In medieval times, the Romance family formed an intricate dialect continuum across much of western and southern Europe. With the emergence of nation-states during the Enlightenment era, a gradual process began where­by these dialects were sidelined in favour of the high-prestige “national language”. While some minority languages are still relatively healthy and in active use, a large number are in fairly steep decline, spoken almost solely by the elderly in rural villages. Some of these are subject to language revival efforts, though, which may help to stabilise them and reverse their decline – we’ll see.

Due to their history as a dialect continuum, it can be hard to sub-divide the Romance family. On a big, macro-level, sometimes people will divide them into Eastern and Western groups (basically the languages that pluralise by changing the final vowel vs languages that pluralise by adding -s), or else Italo-Western, Eastern and Southern. Nonetheless, here are the subdivisions that are often talked about:

There are some other extinct Romance varieties, Pannonian Romance (spoken primarily in what’s now Hungary) and British Romance, neither of which survived beyond the Middle Ages. These lects’ only attestation is a handful of words inscribed on tombs, so we don’t really know what they were like, just that their speakers existed.
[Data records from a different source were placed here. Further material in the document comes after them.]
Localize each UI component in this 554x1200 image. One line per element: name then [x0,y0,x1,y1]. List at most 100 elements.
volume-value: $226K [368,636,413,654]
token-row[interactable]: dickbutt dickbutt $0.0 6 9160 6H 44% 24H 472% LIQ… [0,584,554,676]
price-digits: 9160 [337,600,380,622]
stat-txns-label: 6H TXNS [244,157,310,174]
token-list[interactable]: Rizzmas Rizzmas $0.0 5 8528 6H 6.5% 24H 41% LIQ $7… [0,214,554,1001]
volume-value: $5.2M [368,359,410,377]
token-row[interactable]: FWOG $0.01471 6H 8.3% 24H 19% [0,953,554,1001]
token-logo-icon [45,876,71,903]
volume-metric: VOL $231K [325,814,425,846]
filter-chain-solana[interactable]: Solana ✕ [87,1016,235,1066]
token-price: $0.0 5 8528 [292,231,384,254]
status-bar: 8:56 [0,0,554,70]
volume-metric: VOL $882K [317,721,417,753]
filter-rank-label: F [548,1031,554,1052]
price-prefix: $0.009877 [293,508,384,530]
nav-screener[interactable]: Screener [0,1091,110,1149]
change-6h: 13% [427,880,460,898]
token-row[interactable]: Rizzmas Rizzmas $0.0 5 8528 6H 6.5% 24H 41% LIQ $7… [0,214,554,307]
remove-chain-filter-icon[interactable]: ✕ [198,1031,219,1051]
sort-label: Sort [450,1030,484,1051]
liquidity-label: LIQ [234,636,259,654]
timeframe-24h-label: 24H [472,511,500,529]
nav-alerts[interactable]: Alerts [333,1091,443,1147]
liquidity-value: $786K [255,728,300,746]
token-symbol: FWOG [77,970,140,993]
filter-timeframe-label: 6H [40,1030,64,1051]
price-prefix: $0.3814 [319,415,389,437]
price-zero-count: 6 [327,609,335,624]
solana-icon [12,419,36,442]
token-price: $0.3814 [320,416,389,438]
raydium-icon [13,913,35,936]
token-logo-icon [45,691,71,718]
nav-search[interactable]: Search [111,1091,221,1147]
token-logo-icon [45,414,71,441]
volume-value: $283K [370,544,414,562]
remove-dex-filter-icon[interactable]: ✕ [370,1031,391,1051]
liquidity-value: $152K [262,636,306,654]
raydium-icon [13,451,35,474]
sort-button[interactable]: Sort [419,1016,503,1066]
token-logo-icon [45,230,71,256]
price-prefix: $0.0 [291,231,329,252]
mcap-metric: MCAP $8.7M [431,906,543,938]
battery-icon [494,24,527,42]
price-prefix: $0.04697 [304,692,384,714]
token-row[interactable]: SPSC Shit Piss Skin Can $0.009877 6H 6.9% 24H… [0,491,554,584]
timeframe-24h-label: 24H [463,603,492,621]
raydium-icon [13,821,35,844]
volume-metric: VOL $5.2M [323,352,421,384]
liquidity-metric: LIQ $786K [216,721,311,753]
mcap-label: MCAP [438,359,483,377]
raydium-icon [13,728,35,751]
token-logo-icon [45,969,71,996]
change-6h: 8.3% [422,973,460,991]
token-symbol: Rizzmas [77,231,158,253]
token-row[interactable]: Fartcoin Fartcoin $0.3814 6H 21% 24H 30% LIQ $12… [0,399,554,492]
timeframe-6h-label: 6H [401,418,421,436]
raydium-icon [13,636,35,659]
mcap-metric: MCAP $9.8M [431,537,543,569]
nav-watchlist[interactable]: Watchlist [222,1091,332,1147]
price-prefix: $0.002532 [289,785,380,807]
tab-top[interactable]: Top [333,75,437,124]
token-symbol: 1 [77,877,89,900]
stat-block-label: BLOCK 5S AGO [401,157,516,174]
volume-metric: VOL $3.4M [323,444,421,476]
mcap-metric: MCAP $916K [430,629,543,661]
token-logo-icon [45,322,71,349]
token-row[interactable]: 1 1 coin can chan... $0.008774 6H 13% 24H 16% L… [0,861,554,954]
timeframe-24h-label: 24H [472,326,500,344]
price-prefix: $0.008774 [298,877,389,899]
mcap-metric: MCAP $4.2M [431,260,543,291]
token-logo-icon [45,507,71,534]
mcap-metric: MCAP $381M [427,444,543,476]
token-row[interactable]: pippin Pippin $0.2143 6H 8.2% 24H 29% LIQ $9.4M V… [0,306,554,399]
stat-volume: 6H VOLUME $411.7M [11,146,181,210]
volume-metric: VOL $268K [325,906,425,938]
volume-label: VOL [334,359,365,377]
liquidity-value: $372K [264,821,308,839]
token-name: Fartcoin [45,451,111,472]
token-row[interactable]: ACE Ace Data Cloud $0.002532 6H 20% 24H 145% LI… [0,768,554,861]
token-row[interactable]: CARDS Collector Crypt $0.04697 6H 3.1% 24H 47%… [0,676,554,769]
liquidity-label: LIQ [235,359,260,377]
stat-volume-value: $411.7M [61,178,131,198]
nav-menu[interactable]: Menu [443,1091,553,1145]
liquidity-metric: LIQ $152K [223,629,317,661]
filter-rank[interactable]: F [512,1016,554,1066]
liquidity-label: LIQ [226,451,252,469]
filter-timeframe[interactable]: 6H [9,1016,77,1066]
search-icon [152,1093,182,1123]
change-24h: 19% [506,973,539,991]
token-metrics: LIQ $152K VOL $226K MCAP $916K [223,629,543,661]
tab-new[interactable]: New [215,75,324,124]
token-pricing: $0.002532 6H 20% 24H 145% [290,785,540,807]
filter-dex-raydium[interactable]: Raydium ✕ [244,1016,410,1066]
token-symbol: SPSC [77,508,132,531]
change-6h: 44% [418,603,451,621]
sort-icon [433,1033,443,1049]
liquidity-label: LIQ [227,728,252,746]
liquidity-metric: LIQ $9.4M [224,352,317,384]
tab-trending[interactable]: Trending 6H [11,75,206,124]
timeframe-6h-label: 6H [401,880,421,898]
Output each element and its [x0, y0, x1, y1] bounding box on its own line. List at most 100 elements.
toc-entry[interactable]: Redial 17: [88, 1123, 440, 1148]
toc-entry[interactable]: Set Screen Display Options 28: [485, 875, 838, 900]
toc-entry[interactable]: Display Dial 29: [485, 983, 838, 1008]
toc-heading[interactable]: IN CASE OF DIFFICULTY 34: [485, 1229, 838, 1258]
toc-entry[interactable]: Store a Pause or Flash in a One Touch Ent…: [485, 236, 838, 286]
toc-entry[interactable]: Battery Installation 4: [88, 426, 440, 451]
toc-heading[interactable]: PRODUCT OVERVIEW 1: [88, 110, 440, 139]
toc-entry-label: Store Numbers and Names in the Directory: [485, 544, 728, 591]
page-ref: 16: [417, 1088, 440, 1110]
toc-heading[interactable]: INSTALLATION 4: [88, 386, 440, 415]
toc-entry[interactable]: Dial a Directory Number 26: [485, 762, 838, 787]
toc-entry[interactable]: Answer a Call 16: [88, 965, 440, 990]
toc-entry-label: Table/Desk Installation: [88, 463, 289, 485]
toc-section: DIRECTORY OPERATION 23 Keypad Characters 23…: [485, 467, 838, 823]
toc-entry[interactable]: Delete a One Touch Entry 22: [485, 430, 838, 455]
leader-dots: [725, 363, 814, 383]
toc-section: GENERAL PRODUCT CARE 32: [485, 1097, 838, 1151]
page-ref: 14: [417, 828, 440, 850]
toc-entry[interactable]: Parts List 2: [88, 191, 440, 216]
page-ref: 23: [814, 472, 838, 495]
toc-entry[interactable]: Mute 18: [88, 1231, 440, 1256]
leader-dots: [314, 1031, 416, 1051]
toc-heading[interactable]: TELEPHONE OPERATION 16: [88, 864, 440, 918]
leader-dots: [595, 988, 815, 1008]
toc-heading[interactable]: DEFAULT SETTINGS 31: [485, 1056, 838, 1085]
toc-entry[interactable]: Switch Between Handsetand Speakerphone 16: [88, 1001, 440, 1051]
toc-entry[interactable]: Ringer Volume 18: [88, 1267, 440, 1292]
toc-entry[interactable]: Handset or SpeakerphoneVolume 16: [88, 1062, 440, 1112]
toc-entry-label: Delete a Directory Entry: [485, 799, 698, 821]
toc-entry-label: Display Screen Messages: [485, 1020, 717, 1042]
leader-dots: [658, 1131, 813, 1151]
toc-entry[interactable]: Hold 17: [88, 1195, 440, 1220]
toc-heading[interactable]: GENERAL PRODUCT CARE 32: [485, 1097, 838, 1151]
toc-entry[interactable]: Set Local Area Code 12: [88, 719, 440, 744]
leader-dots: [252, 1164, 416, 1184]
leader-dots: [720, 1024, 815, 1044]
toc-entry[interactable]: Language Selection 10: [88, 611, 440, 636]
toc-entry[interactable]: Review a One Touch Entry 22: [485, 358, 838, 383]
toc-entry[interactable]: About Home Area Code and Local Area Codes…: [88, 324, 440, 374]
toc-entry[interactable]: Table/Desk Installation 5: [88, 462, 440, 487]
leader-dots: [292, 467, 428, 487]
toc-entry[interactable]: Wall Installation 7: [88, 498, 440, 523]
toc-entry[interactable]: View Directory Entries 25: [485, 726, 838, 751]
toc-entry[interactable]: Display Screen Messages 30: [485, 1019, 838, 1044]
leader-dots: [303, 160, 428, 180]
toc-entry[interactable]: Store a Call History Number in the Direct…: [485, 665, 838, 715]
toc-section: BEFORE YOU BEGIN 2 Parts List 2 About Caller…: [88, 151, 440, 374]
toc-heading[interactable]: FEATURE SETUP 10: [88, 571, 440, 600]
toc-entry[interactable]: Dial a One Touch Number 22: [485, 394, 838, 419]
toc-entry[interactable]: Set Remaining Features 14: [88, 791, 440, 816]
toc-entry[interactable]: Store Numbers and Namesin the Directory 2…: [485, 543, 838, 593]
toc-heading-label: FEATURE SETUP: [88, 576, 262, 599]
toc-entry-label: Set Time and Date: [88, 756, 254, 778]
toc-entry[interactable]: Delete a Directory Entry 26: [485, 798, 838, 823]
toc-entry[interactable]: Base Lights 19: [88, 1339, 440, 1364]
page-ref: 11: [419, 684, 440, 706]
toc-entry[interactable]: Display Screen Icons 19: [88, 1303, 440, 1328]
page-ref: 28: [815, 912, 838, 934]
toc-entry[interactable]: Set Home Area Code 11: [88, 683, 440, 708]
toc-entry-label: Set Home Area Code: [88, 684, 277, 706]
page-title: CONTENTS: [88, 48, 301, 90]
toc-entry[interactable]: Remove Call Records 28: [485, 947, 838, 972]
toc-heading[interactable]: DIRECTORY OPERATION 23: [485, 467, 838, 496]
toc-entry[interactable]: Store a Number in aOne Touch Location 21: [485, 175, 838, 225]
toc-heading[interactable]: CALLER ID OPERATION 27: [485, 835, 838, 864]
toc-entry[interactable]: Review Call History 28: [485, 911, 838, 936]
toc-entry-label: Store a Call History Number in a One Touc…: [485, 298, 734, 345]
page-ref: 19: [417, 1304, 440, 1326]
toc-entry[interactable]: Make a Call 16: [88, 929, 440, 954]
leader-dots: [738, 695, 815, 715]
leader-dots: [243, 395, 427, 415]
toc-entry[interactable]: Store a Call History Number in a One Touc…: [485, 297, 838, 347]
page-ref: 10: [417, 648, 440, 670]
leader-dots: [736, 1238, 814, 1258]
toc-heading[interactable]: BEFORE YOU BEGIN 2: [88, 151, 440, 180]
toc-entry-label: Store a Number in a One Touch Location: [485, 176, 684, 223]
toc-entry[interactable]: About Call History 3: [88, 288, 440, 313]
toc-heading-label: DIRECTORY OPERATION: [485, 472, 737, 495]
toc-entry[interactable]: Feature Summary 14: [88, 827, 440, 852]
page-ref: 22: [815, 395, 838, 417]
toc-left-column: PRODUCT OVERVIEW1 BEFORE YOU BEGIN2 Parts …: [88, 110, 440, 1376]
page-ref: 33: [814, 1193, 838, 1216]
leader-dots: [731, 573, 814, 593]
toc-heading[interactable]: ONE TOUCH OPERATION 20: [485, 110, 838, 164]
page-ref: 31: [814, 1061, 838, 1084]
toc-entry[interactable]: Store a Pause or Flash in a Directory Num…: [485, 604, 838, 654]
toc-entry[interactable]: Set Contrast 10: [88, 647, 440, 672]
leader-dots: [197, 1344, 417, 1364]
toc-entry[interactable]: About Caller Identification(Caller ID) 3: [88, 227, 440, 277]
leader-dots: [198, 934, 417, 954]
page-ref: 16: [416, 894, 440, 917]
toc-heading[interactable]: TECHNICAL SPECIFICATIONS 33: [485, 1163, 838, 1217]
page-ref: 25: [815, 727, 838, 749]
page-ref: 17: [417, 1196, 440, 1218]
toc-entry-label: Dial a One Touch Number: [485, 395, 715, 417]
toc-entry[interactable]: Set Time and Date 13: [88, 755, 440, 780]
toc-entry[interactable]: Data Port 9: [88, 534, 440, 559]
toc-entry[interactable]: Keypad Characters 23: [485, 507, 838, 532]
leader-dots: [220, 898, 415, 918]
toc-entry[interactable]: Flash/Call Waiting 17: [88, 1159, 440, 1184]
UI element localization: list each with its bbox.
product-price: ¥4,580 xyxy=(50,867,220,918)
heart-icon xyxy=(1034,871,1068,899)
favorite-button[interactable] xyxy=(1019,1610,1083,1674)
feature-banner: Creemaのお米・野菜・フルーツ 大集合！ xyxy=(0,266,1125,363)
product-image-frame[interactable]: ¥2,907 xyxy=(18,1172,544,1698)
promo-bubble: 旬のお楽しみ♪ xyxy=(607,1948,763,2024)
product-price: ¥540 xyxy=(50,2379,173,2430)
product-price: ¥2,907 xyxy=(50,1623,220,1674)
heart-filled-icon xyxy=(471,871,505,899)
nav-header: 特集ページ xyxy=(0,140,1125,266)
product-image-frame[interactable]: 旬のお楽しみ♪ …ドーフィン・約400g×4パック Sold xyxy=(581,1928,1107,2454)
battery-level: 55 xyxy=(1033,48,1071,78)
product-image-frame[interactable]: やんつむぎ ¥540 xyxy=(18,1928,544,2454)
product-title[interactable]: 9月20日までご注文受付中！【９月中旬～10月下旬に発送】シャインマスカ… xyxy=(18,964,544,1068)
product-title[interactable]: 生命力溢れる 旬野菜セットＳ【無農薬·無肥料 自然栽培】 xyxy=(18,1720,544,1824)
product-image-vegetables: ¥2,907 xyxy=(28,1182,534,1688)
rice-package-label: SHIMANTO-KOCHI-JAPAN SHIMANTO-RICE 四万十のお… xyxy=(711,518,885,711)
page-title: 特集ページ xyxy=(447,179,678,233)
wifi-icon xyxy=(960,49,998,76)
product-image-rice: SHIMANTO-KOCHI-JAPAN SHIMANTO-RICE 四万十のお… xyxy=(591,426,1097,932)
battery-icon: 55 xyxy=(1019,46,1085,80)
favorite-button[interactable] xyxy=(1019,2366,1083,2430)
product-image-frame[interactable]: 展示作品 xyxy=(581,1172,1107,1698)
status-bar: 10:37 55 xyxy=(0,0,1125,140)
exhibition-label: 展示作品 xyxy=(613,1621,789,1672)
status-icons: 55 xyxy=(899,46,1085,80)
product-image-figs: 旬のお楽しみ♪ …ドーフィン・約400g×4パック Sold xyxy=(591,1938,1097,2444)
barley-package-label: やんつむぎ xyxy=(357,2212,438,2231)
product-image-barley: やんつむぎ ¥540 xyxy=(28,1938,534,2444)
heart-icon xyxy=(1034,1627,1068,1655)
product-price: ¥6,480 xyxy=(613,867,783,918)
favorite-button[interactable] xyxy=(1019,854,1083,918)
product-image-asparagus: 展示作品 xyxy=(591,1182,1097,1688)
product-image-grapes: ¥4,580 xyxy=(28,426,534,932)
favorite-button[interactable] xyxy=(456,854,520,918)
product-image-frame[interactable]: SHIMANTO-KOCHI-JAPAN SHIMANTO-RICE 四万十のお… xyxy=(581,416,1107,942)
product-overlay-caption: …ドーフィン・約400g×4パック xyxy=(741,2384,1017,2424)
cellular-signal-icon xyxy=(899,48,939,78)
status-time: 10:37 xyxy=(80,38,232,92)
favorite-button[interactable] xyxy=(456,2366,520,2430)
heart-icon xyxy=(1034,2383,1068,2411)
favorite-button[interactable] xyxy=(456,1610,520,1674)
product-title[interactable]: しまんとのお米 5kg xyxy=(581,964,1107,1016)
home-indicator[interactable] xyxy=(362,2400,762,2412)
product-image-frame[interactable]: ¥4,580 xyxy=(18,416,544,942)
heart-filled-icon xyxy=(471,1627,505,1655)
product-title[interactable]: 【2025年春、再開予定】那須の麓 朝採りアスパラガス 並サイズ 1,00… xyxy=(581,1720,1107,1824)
Most of the Romance languages share a high degree of lexical similarity with each other: for example, Spanish and Portuguese share 89% of their vocabularies, as do French and Italian. Catalan is 87% similar to Italian and 85% to French, Spanish and Portuguese. Italian and Spanish are 82% sim­i­l­ar, and even Romanian – the outlier of the family – is 77% similar to Italian.

This doesn’t mean that there’s a high degree of mutual intelligibility between all these languages. In writing, yes (except for Romanian, and French probably being trickier than the others). But in speech, the languages’ divergent phonologies make communication between different Romance languages a lot trickier than you’d imagine given the shared vocabulary. Of the major languages, probably the most readily intelligible pair is Spanish-Ita­l­ian, because they both have very conservative (and thus similar) pho­n­o­l­o­gies – but understanding will still depend on the topic of conversation. A conversation about politics or philosophy is a lot more likely to be successful than one about food or domestic life.

As of 2020, there were an estimated 880 million native speakers of Romance languages, of which 54% were native speakers of Spanish, 26% of Port­u­guese, 9% of French, 7% of Italian, 3% of Romanian, 0.5% of Catalan, and 3% all others put together. In addition, Wikipedia says there are 308 million L2 speakers of a Romance language, although some of those’s L1 will be a different Romance language. So in total, maybe you’d estimate that 1.1 billion people in the world speak a Romance language, either as L1 or L2.